Yasin AYDOĞAN

10 Mayıs 2009

EL VE KALEM

İnsanda iki el var. Yaratılışta bu ellerin bize neden verildiğini çok fazla düşünmemiş genelde pek kafa yormamışızdır. Ama iki elimiz var ve her birimiz iki ele sahibiz. Ellerimizi hayat içerisinde tutmakta, sıkmakta, atmakta, kavramakta, yakalamakta, kaldırmakta velhasıl bir çok yerde kullanıyoruz. Bu manada rabbimizin sunduğu harika imkanlardır eller. Fakat bazı canlılar daha var bizim gibi elleri olan, onlarda aynı işleri görmek için kullanıyorlar ellerini. Tutuyorlar, yakalıyorlar, sıkıyorlar v.s. Acaba insandaki eller, yaratılmışların en ahseni olarak yaratılan bizlere başkaca ne iş için verilmiş olabilir? Sadece az önce zikredilen işlevler için olamaz. Çok daha derin-zengin-anlamlı fonksiyonlar için olmalı. Hiçbir şey boşuna yaratılmadığına göre, bize verilen hiçbir şey boşa-boşuna verilmediğine göre bu ellerinde muhakkak ki çok büyük anlamı ve değeri olmalı.

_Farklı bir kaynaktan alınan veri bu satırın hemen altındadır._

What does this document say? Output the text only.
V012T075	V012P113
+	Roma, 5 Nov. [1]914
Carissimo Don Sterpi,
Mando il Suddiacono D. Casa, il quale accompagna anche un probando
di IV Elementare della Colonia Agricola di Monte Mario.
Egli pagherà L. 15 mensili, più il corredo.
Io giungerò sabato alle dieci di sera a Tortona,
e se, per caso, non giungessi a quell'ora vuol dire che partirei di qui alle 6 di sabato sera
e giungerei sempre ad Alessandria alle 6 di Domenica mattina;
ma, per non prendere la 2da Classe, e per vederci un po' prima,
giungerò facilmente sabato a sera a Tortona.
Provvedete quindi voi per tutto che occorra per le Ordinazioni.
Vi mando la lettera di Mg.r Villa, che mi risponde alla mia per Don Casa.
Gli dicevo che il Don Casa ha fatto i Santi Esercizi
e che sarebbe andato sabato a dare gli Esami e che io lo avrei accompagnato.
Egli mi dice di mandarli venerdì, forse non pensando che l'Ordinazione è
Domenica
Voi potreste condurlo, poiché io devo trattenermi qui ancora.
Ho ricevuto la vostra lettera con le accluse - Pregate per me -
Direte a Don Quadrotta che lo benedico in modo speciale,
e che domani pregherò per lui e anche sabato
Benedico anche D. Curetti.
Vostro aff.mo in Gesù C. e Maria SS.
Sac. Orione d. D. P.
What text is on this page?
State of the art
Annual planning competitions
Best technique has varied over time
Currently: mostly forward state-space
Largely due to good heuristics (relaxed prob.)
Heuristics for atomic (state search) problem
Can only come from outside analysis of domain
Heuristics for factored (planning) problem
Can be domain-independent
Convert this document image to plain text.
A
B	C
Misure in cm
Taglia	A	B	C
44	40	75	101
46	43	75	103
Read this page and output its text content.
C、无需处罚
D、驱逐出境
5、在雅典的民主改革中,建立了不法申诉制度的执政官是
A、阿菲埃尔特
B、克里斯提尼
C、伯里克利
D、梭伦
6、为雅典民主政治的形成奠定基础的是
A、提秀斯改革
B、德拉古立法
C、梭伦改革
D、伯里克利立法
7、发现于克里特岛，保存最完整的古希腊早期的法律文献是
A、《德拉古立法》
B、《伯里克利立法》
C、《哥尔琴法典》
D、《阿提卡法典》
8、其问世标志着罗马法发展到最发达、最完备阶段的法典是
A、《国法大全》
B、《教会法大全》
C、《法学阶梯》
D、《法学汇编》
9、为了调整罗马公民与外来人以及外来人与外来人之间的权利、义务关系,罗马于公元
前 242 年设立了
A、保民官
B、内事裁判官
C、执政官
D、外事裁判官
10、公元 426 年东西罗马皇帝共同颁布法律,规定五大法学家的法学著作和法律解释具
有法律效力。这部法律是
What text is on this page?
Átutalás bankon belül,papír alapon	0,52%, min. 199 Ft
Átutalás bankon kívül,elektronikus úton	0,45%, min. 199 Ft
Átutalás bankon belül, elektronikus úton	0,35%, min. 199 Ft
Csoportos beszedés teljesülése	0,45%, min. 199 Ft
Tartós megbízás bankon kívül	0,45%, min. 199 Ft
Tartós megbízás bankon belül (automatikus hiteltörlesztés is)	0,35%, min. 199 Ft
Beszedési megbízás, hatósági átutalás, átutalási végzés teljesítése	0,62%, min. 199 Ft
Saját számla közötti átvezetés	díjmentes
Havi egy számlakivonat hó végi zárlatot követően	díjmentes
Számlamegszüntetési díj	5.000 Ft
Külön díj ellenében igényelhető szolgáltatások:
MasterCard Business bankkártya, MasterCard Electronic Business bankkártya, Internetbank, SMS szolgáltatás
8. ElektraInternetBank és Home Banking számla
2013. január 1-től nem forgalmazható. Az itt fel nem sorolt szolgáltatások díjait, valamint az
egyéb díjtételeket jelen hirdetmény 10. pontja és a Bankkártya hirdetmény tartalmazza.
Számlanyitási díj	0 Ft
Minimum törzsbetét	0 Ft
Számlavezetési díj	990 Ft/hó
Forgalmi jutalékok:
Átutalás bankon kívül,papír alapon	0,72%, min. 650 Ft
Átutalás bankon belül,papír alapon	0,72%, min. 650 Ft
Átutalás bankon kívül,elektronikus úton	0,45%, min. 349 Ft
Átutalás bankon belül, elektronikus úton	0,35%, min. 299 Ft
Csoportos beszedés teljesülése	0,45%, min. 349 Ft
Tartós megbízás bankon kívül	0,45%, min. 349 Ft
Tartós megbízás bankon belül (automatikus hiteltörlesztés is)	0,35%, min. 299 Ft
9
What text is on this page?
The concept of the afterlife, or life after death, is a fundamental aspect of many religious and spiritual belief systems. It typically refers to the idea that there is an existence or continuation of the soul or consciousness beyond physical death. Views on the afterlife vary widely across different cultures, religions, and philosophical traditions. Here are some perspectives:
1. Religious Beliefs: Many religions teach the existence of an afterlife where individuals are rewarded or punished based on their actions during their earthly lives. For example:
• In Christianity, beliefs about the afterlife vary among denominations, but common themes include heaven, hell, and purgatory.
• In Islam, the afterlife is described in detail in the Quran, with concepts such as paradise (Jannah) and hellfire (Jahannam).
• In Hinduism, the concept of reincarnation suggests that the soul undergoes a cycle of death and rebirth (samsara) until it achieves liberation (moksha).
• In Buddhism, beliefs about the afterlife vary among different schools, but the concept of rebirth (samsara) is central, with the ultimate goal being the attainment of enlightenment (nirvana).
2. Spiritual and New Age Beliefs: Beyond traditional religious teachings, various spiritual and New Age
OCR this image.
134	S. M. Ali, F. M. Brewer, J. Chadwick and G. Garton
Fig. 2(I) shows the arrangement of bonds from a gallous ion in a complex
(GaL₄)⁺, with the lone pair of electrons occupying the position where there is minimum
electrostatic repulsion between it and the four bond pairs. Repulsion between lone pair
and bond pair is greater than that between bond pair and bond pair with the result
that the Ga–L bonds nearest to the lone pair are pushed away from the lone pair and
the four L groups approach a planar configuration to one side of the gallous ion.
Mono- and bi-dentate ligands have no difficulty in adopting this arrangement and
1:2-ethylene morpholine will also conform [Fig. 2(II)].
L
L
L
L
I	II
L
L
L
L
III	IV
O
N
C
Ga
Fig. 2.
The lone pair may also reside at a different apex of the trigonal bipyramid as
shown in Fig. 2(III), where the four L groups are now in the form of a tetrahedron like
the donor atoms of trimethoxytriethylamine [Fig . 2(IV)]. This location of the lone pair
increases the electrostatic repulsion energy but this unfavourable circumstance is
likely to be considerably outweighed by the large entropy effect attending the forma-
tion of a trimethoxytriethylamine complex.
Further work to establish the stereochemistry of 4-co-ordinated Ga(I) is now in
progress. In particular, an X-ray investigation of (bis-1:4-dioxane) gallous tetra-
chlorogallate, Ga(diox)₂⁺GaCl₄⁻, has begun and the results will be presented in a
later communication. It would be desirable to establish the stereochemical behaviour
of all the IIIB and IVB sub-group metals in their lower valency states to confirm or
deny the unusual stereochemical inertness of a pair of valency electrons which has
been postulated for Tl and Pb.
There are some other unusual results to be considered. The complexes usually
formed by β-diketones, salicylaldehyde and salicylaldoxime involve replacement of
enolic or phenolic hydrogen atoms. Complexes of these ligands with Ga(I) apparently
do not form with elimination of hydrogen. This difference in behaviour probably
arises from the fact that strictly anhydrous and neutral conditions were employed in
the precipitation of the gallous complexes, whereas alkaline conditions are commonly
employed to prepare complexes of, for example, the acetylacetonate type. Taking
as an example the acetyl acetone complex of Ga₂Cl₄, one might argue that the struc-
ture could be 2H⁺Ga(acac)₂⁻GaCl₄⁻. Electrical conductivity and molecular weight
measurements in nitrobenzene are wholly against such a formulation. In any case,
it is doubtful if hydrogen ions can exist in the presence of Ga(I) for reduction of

İnsan hayata dair her türlü soruyu ve sorunu aklı sayesinde çözüyor, doğruyu yanlıştan akıl sayesinde ayırıyor.

“Akıl” bağ kuran-bağ kurmayı temin eden araçtır. Akıl vahyle bağ kurduğunda ortaya muazzam değerler çıkıveriyor. Hayat zenginleşiyor anlam buluyor.

Hele akıl tümüyle vahyin emrindeyse yanılmak ne mümkün bi iznillah. Artık, akıl el-ayak ile göz-kulak ile dil-dudak ile sağlıklı ilişkiye geçmiştir ve sahibini alır yüceltir-yükseltir.

Vahyin emrine verilmiş akıl ürettiğinde ve el’e yaz dediğinde el’de görevini ifa ettiğinde ortaya ne muazzam eserler çıkar.

Yazan ilimle-kalemle meşgul olan ellere sahipken tarihin farklı dönemlerinde ortaya koyduğumuz eserler ve kurduğumuz medeniyetler bunun en canlı şahidi değilmi? Hala ellerimizi Rabbimizin yarattığı yerde ve hikmetle kullandığımız zamanlarda ortaya konulan eserlerin sırtından geçiniyor ve yol bulabiliyoruz. Hasımlarımız bile bizim ellerimizi kalem ve ilim aracı olarak isti'mal ettiğimiz zamanlarda ürettiklerimizle yaşıyorlar ve üzerimizde tahakküm kurabiliyorlar. Bizim ellerimizin kaydettiklerini onlar bizden daha çok okuyor ve kendi ideolojileri doğrultusunda kullanmaya çalışıyorlar. 

Alak sure-i celilesinin ilk 5 ayeti Rabbimizin ilk inzal buyurduğu ayetler. Bu ayetleri okuyunca orada kalemden bahsedildiğini görüyoruz.

“OKU! Yaratan Rabbin adına. O, insanı alaktan (embriyo, hücre, sevgi, ilgi, alaka) yarattı. Oku! Zira Rabbin sonsuz kerem sahibidir. O insana kalemle (kaydetmeyi) öğretti. O insana bilmediklerini öğretti.

İlk inen ayetlerin kalemden bahsetmesi bizi çok düşündürmelidir. Bakınız hiçbir canlı kalem tutmayı bilmez, kalemi kullanmayı başaramaz. Hiçbir canlı yazamaz, kaydedemez. Bu insana mahsus bir özellik.

Biz okuruz, anlarız, üretiriz, yazarız, kaydederiz, ellerimizi yazma ve kaydetme işinde kullanırız. Demek ki eller yazma ve kaydetme işi için bize verilmiş-armağan edilmiş harika araçlar.

Ayrıca ellerimizle bir çok iş görür ve hayatı kendimiz için kolay kılarız.

İmam Muhammed Şeybani bu ayetin tefsiri sadedinde der ki : “İnsanda iki el vardır. Eğer ilim ve kalemle ilişkisini kesmişse artık onlar el değil ayaktır.”

Bu özlü/muhteşem tesbitin üzerine bir kelime daha sarf etmenin tümüyle gereksiz olduğunu düşünüyor ve herkesi düşünmeye davet ediyorum.